The preference for vulnerable migrants over South Africans has pitted poor people from different sides of the Limpopo River against each other.“Employers refuse to give us safety equipment because the Zimbabweans don’t use it. Instead they laugh at us,” she says.  “We do not hate the Zimbabweans. They are people just like us. The only problem is that they accept poor pay and bad working conditions. When we fight the employers, they laugh at us,” she says.

Lesiba Samuel Phakgadi was punished by being given the task of uprooting a massive tree with his bare hands after his employer lost a case at the CCMA. The employer’s son and his friends would allegedly watch Phakgadi toiling in the sun as they drank beer, taunting him, saying he was a natural earth-moving machine. He took the matter back to the CCMA on the basis that he was being victimised after winning a previous case in which he was unfairly dismissed.

But he was fired again. He asked his employer what the reason for his dismissal was, because he had not damaged anything. He was told he had refused to carry out his duties, which included herding cattle. In August 2017, his employer allegedly told him to sign a piece of paper and take his money, but Phakgadi refused.  “He said to me, ‘Kak! Sign here! You don’t listen,’” says Phakgadi.

He had worked for one year and nine months herding cattle, every day from Monday to Sunday, and on public holidays. “There was no weekend, no holiday,” says Phakgadi.

Phakgadi says the money was not bad. When he started he earned R2 900 a month, which was later increased to R3 200. But he was docked R700 for taking time off to arrange and attend the burial of his brother. 

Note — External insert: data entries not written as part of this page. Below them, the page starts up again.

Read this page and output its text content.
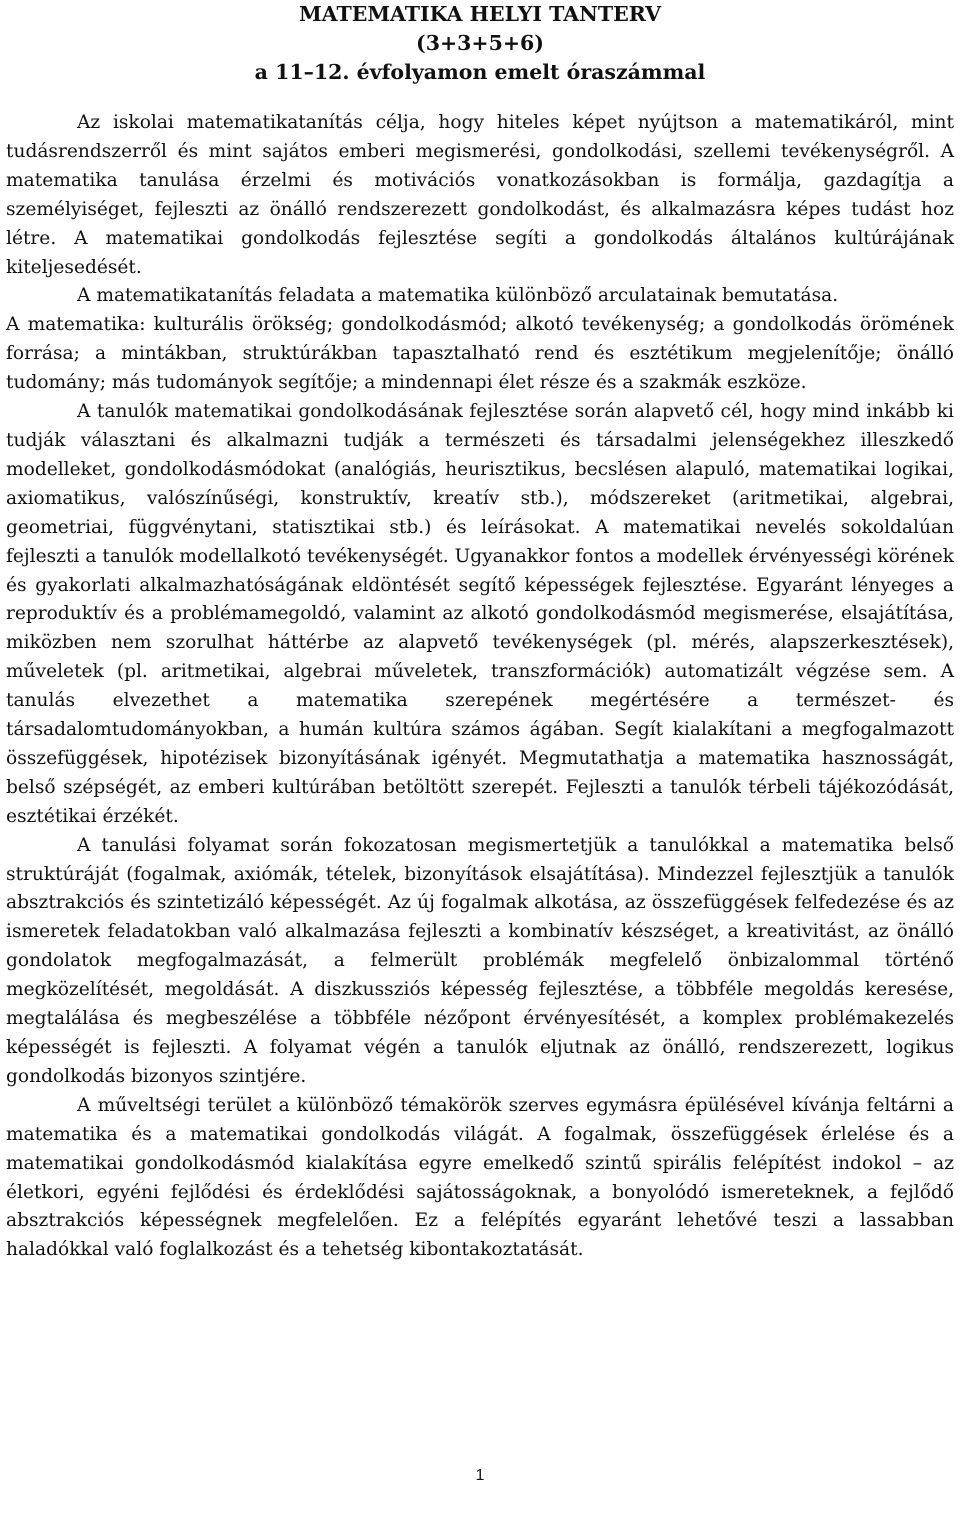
MATEMATIKA HELYI TANTERV
(3+3+5+6)
a 11–12. évfolyamon emelt óraszámmal

Az iskolai matematikatanítás célja, hogy hiteles képet nyújtson a matematikáról, mint tudásrendszerről és mint sajátos emberi megismerési, gondolkodási, szellemi tevékenységről. A matematika tanulása érzelmi és motivációs vonatkozásokban is formálja, gazdagítja a személyiséget, fejleszti az önálló rendszerezett gondolkodást, és alkalmazásra képes tudást hoz létre. A matematikai gondolkodás fejlesztése segíti a gondolkodás általános kultúrájának kiteljesedését.

A matematikatanítás feladata a matematika különböző arculatainak bemutatása.

A matematika: kulturális örökség; gondolkodásmód; alkotó tevékenység; a gondolkodás örömének forrása; a mintákban, struktúrákban tapasztalható rend és esztétikum megjelenítője; önálló tudomány; más tudományok segítője; a mindennapi élet része és a szakmák eszköze.

A tanulók matematikai gondolkodásának fejlesztése során alapvető cél, hogy mind inkább ki tudják választani és alkalmazni tudják a természeti és társadalmi jelenségekhez illeszkedő modelleket, gondolkodásmódokat (analógiás, heurisztikus, becslésen alapuló, matematikai logikai, axiomatikus, valószínűségi, konstruktív, kreatív stb.), módszereket (aritmetikai, algebrai, geometriai, függvénytani, statisztikai stb.) és leírásokat. A matematikai nevelés sokoldalúan fejleszti a tanulók modellalkotó tevékenységét. Ugyanakkor fontos a modellek érvényességi körének és gyakorlati alkalmazhatóságának eldöntését segítő képességek fejlesztése. Egyaránt lényeges a reproduktív és a problémamegoldó, valamint az alkotó gondolkodásmód megismerése, elsajátítása, miközben nem szorulhat háttérbe az alapvető tevékenységek (pl. mérés, alapszerkesztések), műveletek (pl. aritmetikai, algebrai műveletek, transzformációk) automatizált végzése sem. A tanulás elvezethet a matematika szerepének megértésére a természet- és társadalomtudományokban, a humán kultúra számos ágában. Segít kialakítani a megfogalmazott összefüggések, hipotézisek bizonyításának igényét. Megmutathatja a matematika hasznosságát, belső szépségét, az emberi kultúrában betöltött szerepét. Fejleszti a tanulók térbeli tájékozódását, esztétikai érzékét.

A tanulási folyamat során fokozatosan megismertetjük a tanulókkal a matematika belső struktúráját (fogalmak, axiómák, tételek, bizonyítások elsajátítása). Mindezzel fejlesztjük a tanulók absztrakciós és szintetizáló képességét. Az új fogalmak alkotása, az összefüggések felfedezése és az ismeretek feladatokban való alkalmazása fejleszti a kombinatív készséget, a kreativitást, az önálló gondolatok megfogalmazását, a felmerült problémák megfelelő önbizalommal történő megközelítését, megoldását. A diszkussziós képesség fejlesztése, a többféle megoldás keresése, megtalálása és megbeszélése a többféle nézőpont érvényesítését, a komplex problémakezelés képességét is fejleszti. A folyamat végén a tanulók eljutnak az önálló, rendszerezett, logikus gondolkodás bizonyos szintjére.

A műveltségi terület a különböző témakörök szerves egymásra épülésével kívánja feltárni a matematika és a matematikai gondolkodás világát. A fogalmak, összefüggések érlelése és a matematikai gondolkodásmód kialakítása egyre emelkedő szintű spirális felépítést indokol – az életkori, egyéni fejlődési és érdeklődési sajátosságoknak, a bonyolódó ismereteknek, a fejlődő absztrakciós képességnek megfelelően. Ez a felépítés egyaránt lehetővé teszi a lassabban haladókkal való foglalkozást és a tehetség kibontakoztatását.

1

Phakgadi eventually lost his case at the CCMA as he could not arrange legal representation, a reality faced by many farm workers, and one confirmed by the 2008 SAHRC report, which found power dynamics on farms to be heavily skewed in favour of employers.

Farm workers often do not have the means to travel to far-off offices that offer assistance because they lack funds and work in remote areas. Many also have low levels of formal education and lack the understanding of the workings of the law, unlike their employers, who are generally rich, educated and have resources to afford lawyers.

Van Wyk’s response

Johannes responded to the allegations through his Cape Town-based lawyer, Jacques van Wyk. Morudu and Serumula have no lawyer. They can’t afford one. 

In his response, Van Wyk denies that Johannes dismissed or evicted Morudu and Serumule, labelling the allegations as defamatory. He says the couple retired voluntarily after “negotiations”, and were never evicted but left out of their own free will. He also denies that they are entitled to any further payment or severance package.

Van Wyk paints a picture of Johannes as a good employer who, in addition to the couple’s remuneration and accommodation, provided them with monthly groceries, and free electricity and water.

He says “during March 2018 it was agreed with them that, having reached retirement age, they would retire from employment with effect from April 2018. They were at the time both receiving a state pension, which was inimical to and inconsistent with their continued employment. It was further agreed that, at that time, they would relocate from the farm.”

He claims “they had no objection to or complaint in this regard”. He goes on to describe the three months’ salary Johannes paid out to the couple after 14 years of service as a “gratuity”, which he claims both Morudu and Serumule accepted.

Despite Van Wyk’s claims that both Morudu and Serumule receive a state pension, only Morudu does. He paints the alleged eviction as a generous gesture where the employer arranged transport for the couple “to upload all their goods and to take them to their home to which they were relocating, near Tolwe, in the Blouberg district”.

‘He only gave us a few groceries’

“We never negotiated anything. He [Johannes] just called my husband one morning and told him he no longer had a job for him. Even now we are still shocked,” she says.

Morudu and Serumule say although they worked for Johannes for 14 years, they never received a payslip and were never registered with the Department of Labour.

“Groceries? What groceries? He must not tell lies. He only gave us a few groceries … It was only a few items not more than R500. He and his lawyer are not telling the truth,” she says.